Less crashes due to automatic vehicle driving technique
Uses of automatic vehicle driving technique. Photo: Chris Clor Creative/Getty Images

Therefore, if you want to avoid accidents or any other severe damage to your vehicle, it’s advised to follow the experts’ automatic vehicle driving technique.

  1. Kelvin says

    A Very nice tip i can remember at one time I failed a job interview while i was given an automatic car to drive

  2. Mwachia says

    I disagree on neutral gear. Do not use this gear on traffic lights or intersection u may end up damaging gear box. N- When being towed.
    Put overdrive off when u want to overtake or branching from a feeder road to main road, then switch the button on

  3. Cautious Driver says

    Your description of the gears 1 and 2 are flawed, and can cause a driver to potentially shift incorrectly and even potentially lead to damage, early failure or improper driving procedures.

    You indicate: “To increase the car’s speed, this is the mandatory gear panel to enter.” This is incorrect!!!!
    First Gear is used for steep climbs, difficult terrain where *low speed* and thus greater torque control (more power to the wheels at low speed) is needed. Someone attempting to shift to first gear while driving to attain greater speed (as is suggested in your description) WILL cause damage to his transmission.

    “In bad weather conditions or while overtaking a car, your vehicle would need more power. This is the time when you move your car from 1st gear into the 2nd one. (SECOND GEAR)”
    This is also very incorrect!!! While driving normally (in “D”), a car if needed, WILL automatically shift into 2nd gear to provide the additional power. Manually shifting into 2 is only required if there is a specific (and manual) need for additional power and wish to not allow the car to automatically shift to a higher hear – thus locking it in 2nd gear. This is also not commonly used for regular or highway driving. 2nd gear would also serve, as for 1st, for greater control and torque in difficult rough or muddy terrain.

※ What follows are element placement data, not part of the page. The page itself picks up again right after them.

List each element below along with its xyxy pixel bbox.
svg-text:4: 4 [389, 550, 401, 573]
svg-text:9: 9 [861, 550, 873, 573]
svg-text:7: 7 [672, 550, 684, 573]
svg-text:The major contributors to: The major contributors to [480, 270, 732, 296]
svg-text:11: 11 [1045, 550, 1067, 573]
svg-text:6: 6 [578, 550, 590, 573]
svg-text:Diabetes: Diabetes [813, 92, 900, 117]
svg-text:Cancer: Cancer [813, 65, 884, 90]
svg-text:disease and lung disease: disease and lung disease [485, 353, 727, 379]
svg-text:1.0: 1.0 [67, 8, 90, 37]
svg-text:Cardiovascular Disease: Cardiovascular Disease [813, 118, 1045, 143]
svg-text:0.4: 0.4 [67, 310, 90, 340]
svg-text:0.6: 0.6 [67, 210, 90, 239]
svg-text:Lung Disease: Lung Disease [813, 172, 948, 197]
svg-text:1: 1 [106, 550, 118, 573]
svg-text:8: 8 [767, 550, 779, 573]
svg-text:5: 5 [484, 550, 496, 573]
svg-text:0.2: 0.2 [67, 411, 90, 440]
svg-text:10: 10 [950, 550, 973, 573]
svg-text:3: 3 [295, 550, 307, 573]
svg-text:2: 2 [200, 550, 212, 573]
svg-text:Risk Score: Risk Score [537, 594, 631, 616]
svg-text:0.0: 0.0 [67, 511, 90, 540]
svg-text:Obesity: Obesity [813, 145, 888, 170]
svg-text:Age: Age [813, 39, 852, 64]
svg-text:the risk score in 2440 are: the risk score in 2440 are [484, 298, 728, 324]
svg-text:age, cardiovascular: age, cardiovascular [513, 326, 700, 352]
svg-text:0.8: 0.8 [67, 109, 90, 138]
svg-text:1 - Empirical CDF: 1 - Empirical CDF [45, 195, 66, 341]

    The point of using N at intersections and traffic lights has already been addressed (don’t do it, this is why you already have an automatic transmission) by another commentor.

    1. Gerry George says

      I agree with the rebuttals put forward to address the incorrect points (Neutral, 1st and 2nd gear usage).

      This is actually not the first time I have noted many incorrect claims made by this writer (Matsumoto Naoki) in his blogs about operating a car. I think there needs to be better oversight and review by the publisher (Car of Japan) over those articles before publication to avoid giving incorrect information to readers.

  4. Kenny says

    I’m one of the both legs user, it wouldn’t be any damage or accident as long as you can control both legs on auto cars. My experience in both legs are superb, I brakes and accelerates quicker while others have to move up and change from right to left pedal. Thus, that could possibly save you from accident by saving millisecond. Plus, I do not have ABS in my saga blm.